Fortune Cookie History

A grad student from Kanagawa University may have cracked the great riddle of Asian cuisine: the origin of the Fortune Cookie! As the NY Times reports, the original fortune cookies may have been produced by Kyoto-area confectioners in the late 1800s.1 The practice — and the distinctive iron grills used to make the sembei crackers, which are part of the historical puzzle — spread to Japanese-owned Chop Suey houses in San Francisco.2 From there, Chinese-owned restaurants began to offer them, and Chinese-owned bakeries supplied them.

Then came WWII, which changed everything.

Ms. Nakamachi is still unsure how exactly fortune cookies made the jump to Chinese restaurants. But during the 1920s and 1930s, many Japanese immigrants in California owned chop suey restaurants, which served Americanized Chinese cuisine. The Umeya bakery distributed fortune cookies to well over 100 such restaurants in southern and central California.

Early on, Chinese-owned restaurants discovered the cookies, too. Ms. Nakamachi speculates that Chinese-owned manufacturers began to take over fortune cookie production during World War II, when Japanese bakeries all over the West Coast closed as Japanese-Americans were rounded up and sent to internment camps.

Mr. Wong pointed out: “The Japanese may have invented the fortune cookie. But the Chinese people really explored the potential of the fortune cookie. It’s Chinese-American culture. It only happens here, not in China.”

The war also served to popularize the fortune cookie

they were encountered by military personnel on the way back from the Pacific Theater. When these veterans returned home, they would ask their local Chinese restaurants why they didn’t serve fortune cookies as the San Francisco restaurants did.

The cookies rapidly spread across the country. By the late 1950s, an estimated 250 million fortune cookies were being produced each year by dozens of small Chinese bakeries and fortune cookie companies. One of the larger outfits was Lotus Fortune in San Francisco, whose founder, Edward Louie, invented an automatic fortune cookie machine. By 1960, fortune cookies had become such a mainstay of American culture that they were used in two presidential campaigns: Adlai Stevenson’s and Stuart Symington’s.
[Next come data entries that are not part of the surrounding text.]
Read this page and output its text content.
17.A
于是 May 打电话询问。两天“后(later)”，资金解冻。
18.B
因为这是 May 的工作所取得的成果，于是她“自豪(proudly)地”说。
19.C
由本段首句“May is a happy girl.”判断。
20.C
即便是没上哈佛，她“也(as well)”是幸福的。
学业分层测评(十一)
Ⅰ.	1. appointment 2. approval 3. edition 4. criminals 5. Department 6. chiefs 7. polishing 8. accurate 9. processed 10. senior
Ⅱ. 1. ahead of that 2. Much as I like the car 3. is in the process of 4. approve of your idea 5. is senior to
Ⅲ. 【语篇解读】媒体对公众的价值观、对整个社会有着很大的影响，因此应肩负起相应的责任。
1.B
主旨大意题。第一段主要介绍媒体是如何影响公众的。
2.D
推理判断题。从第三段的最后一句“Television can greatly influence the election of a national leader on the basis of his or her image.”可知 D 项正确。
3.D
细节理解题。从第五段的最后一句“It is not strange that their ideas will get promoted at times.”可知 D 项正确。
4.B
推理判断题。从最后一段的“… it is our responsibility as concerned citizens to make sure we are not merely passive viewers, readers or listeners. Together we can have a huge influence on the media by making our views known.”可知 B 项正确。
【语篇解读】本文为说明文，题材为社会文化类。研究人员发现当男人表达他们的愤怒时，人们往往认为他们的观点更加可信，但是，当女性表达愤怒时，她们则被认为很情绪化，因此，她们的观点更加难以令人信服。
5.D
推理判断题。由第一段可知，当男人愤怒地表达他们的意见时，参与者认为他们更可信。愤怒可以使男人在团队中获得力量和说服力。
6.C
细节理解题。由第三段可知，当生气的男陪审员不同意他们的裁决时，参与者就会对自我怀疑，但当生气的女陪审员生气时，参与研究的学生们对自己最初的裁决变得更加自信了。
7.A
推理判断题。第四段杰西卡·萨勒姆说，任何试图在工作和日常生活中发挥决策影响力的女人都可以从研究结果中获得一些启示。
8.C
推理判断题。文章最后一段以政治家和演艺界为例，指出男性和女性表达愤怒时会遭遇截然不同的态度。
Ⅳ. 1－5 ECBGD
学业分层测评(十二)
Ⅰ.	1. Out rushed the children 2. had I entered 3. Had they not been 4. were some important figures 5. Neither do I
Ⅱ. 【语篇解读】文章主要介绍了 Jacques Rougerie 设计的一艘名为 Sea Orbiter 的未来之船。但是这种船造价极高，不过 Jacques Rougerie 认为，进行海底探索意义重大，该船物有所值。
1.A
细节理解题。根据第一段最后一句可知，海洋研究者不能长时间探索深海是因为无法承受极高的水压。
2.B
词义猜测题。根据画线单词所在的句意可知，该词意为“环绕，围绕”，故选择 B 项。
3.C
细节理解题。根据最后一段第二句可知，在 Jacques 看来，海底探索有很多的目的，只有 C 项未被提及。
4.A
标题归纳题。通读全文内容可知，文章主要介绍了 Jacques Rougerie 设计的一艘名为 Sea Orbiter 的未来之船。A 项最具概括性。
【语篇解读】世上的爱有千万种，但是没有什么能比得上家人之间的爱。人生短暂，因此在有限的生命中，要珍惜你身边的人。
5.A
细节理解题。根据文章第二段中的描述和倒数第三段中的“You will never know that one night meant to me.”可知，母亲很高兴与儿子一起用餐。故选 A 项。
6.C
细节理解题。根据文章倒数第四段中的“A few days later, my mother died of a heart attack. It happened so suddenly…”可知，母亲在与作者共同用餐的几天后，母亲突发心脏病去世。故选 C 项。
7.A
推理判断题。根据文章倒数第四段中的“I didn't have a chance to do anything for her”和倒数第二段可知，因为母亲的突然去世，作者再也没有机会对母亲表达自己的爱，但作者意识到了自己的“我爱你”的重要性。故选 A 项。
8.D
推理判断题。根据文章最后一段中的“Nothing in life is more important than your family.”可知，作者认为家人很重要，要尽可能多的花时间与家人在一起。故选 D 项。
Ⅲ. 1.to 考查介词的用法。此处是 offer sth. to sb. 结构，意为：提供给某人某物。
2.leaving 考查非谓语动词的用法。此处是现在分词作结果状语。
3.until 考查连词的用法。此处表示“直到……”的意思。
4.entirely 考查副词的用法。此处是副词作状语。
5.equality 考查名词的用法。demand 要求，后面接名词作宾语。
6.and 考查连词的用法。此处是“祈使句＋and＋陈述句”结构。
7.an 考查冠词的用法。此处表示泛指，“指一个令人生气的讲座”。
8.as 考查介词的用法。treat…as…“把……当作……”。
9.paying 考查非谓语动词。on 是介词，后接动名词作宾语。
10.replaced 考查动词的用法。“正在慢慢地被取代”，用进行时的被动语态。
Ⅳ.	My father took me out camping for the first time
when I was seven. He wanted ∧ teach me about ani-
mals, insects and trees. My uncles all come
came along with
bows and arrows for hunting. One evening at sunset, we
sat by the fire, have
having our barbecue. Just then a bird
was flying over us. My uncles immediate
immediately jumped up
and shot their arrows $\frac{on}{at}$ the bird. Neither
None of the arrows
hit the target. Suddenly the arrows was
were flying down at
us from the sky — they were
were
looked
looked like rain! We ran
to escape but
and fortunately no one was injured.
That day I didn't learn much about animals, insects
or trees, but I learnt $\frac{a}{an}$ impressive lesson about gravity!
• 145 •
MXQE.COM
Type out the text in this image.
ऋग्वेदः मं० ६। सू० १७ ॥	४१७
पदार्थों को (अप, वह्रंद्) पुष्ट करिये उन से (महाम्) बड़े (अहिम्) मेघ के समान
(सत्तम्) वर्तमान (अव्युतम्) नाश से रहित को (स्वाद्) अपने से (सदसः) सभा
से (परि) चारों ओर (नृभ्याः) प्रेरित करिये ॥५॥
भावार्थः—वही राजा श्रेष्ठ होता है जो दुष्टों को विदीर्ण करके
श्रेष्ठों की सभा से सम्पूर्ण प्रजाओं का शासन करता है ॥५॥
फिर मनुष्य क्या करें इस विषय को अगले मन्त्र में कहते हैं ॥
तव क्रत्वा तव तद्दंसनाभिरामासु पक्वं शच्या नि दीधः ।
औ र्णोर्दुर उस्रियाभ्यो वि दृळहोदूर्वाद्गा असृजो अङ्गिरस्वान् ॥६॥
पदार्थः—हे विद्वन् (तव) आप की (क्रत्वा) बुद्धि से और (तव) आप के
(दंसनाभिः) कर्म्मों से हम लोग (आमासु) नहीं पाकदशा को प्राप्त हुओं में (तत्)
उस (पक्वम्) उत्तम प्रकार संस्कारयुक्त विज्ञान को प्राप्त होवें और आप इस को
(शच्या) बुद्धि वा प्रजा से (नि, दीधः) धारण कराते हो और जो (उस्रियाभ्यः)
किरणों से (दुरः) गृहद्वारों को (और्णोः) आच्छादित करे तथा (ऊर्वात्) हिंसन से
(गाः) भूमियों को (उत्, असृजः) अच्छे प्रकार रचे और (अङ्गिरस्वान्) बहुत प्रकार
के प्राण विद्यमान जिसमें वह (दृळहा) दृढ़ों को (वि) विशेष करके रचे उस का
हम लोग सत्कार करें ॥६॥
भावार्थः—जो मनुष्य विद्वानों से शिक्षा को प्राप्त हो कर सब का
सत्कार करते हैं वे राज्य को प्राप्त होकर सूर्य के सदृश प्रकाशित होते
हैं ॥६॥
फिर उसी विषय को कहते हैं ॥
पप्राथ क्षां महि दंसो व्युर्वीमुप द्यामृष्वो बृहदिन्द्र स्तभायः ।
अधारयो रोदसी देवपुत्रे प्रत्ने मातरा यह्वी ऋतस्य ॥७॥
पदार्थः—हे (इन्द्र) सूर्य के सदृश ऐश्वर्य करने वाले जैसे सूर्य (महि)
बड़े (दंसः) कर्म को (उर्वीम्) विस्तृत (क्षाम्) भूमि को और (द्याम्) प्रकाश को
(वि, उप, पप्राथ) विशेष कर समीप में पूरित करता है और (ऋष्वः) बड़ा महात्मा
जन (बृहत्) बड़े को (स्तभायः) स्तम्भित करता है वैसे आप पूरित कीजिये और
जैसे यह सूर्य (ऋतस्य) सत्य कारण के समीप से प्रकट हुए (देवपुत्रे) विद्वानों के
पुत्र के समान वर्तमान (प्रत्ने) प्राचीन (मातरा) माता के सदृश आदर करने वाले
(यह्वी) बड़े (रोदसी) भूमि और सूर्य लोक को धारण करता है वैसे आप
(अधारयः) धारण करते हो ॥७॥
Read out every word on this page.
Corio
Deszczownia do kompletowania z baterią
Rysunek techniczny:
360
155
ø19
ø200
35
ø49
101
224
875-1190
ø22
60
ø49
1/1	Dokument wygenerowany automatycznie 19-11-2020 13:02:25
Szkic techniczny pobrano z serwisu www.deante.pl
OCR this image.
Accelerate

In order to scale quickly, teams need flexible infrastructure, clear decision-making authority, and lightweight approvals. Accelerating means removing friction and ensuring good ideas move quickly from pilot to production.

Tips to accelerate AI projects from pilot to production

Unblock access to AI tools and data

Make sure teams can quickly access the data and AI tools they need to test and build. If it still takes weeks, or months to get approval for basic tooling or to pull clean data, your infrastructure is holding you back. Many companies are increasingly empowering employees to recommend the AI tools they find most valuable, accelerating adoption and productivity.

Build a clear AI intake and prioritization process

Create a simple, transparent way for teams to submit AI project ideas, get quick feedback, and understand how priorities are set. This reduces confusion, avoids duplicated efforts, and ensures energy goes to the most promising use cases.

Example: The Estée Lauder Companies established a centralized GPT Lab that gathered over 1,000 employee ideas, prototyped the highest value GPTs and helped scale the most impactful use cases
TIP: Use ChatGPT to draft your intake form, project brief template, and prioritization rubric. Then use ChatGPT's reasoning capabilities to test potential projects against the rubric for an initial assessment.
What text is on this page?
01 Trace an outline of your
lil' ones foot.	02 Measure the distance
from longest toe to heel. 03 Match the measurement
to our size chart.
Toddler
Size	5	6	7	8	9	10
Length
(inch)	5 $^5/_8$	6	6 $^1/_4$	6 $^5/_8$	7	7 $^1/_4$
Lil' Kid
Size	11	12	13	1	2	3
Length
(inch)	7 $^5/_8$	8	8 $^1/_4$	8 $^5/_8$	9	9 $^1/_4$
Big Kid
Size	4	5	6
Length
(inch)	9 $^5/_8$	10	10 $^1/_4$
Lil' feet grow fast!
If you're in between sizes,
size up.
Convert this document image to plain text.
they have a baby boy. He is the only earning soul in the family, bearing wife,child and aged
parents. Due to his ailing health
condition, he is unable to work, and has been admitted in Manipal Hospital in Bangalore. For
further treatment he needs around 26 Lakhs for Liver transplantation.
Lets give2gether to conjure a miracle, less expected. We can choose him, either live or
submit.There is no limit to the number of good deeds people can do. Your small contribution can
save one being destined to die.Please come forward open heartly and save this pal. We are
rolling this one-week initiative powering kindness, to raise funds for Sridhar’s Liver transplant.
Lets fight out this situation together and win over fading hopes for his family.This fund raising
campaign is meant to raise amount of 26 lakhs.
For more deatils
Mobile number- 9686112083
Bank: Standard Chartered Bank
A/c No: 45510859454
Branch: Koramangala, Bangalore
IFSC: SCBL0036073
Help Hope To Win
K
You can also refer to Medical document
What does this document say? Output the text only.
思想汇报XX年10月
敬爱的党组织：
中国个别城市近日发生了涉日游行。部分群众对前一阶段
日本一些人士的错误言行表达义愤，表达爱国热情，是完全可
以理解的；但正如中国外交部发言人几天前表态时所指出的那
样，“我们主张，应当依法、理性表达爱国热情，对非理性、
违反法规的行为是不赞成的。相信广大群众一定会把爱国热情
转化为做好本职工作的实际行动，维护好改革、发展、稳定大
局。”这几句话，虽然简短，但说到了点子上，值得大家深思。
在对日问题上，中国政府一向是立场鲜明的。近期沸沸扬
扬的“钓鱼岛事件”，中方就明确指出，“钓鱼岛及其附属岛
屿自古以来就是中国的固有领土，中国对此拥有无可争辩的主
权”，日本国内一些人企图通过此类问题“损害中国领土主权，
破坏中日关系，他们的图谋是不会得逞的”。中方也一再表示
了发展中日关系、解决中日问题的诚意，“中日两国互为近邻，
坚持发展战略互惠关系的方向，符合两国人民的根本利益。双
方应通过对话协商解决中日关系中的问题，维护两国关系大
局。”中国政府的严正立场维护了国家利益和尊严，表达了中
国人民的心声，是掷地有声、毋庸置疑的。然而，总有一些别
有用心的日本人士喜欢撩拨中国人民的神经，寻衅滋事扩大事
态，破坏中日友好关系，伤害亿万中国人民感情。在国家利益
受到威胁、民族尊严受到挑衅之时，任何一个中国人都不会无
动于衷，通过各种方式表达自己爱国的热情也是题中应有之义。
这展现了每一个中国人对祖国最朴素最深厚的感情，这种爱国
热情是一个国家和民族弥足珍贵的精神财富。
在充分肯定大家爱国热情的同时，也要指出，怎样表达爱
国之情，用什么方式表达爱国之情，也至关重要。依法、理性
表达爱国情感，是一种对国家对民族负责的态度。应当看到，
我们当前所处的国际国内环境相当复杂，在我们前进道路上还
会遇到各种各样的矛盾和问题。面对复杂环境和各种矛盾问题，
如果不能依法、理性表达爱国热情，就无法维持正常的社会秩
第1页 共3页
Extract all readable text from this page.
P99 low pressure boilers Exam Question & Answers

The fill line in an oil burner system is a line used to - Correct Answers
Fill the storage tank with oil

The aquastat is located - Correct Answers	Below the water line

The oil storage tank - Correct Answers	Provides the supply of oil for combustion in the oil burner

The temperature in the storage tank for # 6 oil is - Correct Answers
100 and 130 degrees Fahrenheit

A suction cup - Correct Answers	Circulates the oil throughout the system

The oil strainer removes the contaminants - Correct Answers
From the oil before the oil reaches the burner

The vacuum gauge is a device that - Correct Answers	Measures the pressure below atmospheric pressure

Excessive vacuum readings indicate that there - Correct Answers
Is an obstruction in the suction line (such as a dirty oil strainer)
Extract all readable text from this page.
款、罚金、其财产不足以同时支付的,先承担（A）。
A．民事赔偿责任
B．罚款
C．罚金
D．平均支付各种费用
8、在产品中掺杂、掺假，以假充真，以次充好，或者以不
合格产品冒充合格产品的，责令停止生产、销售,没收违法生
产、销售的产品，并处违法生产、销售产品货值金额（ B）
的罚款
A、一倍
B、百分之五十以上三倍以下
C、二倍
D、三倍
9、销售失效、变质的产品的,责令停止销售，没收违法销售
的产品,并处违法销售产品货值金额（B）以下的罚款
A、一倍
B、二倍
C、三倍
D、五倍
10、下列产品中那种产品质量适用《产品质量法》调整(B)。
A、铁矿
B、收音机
It’s such an American tale. It’s all there: entrepreneurship, food, racism, migration, war, marketing, invention, industrialization and orientalism.3 I can’t wait to tell my students.

(Crossposted, of course)


  1. I’m immediately reminded of the rickshaw, which everyone associates with China but which was actually invented as the jinrikisha in Japan at the opening of the Meiji era. There is evidence in the Times article going back to the early 1800s, though.  

  2. Japanese in North America were much more likely to be from Kansai than Japanese in Hawai’i  

  3. Also the obsession with national origins, Japanese-Chinese competition, the value of open archives, the historiography of food culture and the power of media to shape a historical finding.  

3 Comments

  1. In Iris Cheng’s book “Chinese Immigrant’s in America, A Narrative history,” there is a different story about the fortune cook history. I don’t know which story is more actual. However, history is written by human and is, in some cases, mistaken or twisted. As Hessler says in his book that the ones were written might be need to leave out, and the ones that left out might be more important. Who knows?

  2. I think I have Chang’s book in my office somewhere: I’ll check it out. From her other work, though, I can say that she was more journalistic than historical in her approach to sources, and got into trouble because of it. The evidence presented in the NY Times article seems quite substantial, though, and matches what I know about the migration patterns.